# PEFT Fine-Tuning with LoRA on IMDb Dataset

**Objective:**  
This document explains **Parameter-Efficient Fine-Tuning (PEFT)** using **LoRA (Low-Rank Adaptation)** on a **DistilBERT model** for **text classification**.  
We use the **IMDb movie review dataset** for sentiment analysis (positive/negative classification).  

**Key Concepts Covered:**

- PEFT and LoRA for fine-tuning large models efficiently  
- Targeting specific layers (query/value projections) in attention  
- Manual PyTorch training loop (no `Trainer`, no `accelerate`)  
- Evaluation of model performance  

---

## 1️⃣ Install Required Packages

Required libraries:

- `transformers`: Model and tokenizer  
- `datasets`: IMDb dataset  
- `peft`: LoRA fine-tuning  
- `torch`: PyTorch training  

**Install command:**

In [68]:
#!pip install transformers datasets peft torch

In [42]:
# Import required libraries
import torch
from transformers import AutoTokenizer, AutoModelForSequenceClassification, Trainer, TrainingArguments
from datasets import load_dataset
from peft import LoraConfig, get_peft_model, TaskType
from sklearn.metrics import accuracy_score, precision_recall_fscore_support


## 2️⃣ Load IMDb Dataset

We will load the dataset using **Hugging Face Datasets** library.  
IMDb contains **50,000 movie reviews**, evenly split between positive and negative sentiment.  

We will use a **small subset** for demonstration purposes.

In [58]:
from datasets import load_dataset

# Load IMDb dataset
dataset = load_dataset("imdb")

# Inspect sample
print(dataset["train"][0])


{'text': 'I rented I AM CURIOUS-YELLOW from my video store because of all the controversy that surrounded it when it was first released in 1967. I also heard that at first it was seized by U.S. customs if it ever tried to enter this country, therefore being a fan of films considered "controversial" I really had to see this for myself.<br /><br />The plot is centered around a young Swedish drama student named Lena who wants to learn everything she can about life.

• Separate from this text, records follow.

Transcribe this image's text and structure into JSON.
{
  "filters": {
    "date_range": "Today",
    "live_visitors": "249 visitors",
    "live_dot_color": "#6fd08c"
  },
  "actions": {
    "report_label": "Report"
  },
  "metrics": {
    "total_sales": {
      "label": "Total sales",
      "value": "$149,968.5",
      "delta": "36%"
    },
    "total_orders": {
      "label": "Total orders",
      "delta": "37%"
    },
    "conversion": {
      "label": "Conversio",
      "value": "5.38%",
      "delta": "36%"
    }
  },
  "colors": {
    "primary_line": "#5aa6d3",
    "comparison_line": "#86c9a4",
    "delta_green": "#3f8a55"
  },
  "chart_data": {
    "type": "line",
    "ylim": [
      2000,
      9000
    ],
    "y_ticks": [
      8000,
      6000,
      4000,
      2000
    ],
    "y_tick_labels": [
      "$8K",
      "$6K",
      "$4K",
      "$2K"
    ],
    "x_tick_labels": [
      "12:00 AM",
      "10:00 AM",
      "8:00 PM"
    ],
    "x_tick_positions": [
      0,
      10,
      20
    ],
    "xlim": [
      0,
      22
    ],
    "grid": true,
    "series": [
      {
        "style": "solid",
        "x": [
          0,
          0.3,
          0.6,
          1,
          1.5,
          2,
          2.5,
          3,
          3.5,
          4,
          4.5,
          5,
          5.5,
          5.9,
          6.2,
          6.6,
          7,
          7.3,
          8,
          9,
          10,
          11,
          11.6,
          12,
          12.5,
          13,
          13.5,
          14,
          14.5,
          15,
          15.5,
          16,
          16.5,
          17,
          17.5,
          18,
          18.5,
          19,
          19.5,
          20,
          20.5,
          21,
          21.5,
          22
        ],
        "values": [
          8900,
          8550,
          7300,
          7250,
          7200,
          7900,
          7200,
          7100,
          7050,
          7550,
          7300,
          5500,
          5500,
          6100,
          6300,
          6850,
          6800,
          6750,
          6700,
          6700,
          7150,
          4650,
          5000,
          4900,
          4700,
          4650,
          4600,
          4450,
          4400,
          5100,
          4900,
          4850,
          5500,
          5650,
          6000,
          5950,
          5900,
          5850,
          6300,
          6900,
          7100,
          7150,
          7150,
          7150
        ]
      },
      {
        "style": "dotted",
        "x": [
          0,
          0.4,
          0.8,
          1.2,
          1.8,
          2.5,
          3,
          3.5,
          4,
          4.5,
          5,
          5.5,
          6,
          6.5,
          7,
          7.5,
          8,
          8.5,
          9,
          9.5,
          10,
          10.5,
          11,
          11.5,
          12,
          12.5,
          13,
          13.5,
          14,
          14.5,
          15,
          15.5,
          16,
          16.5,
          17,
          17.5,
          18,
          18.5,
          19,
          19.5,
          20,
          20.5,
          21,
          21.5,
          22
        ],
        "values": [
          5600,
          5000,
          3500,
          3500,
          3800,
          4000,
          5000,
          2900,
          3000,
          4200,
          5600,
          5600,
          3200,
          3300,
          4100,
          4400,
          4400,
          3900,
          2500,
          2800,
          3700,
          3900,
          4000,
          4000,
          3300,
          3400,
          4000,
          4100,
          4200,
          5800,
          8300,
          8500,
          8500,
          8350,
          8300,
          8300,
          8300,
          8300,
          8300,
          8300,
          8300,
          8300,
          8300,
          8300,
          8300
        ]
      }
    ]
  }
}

In particular she wants to focus her attentions to making some sort of documentary on what the average Swede thought about certain political issues such as the Vietnam War and race issues in the United States. In between asking politicians and ordinary denizens of Stockholm about their opinions on politics, she has sex with her drama teacher, classmates, and married men.<br /><br />What kills me about I AM CURIOUS-YELLOW is that 40 years ago, this was considered pornographic. Really, the sex and nudity scenes are few and far be

## 3️⃣ Tokenization

We use **DistilBERT tokenizer** to convert text into token IDs.  

- Pad or truncate each text to **max_length=128**  
- Output includes `input_ids` and `attention_mask`  


In [59]:
from transformers import AutoTokenizer

tokenizer = AutoTokenizer.from_pretrained("distilbert-base-uncased")

def tokenize(batch):
    return tokenizer(batch["text"], padding="max_length", truncation=True, max_length=128)

# Tokenize datasets
tokenized_datasets = dataset.map(tokenize, batched=True)

# Set format for PyTorch
tokenized_datasets.set_format("torch", columns=["input_ids", "attention_mask", "label"])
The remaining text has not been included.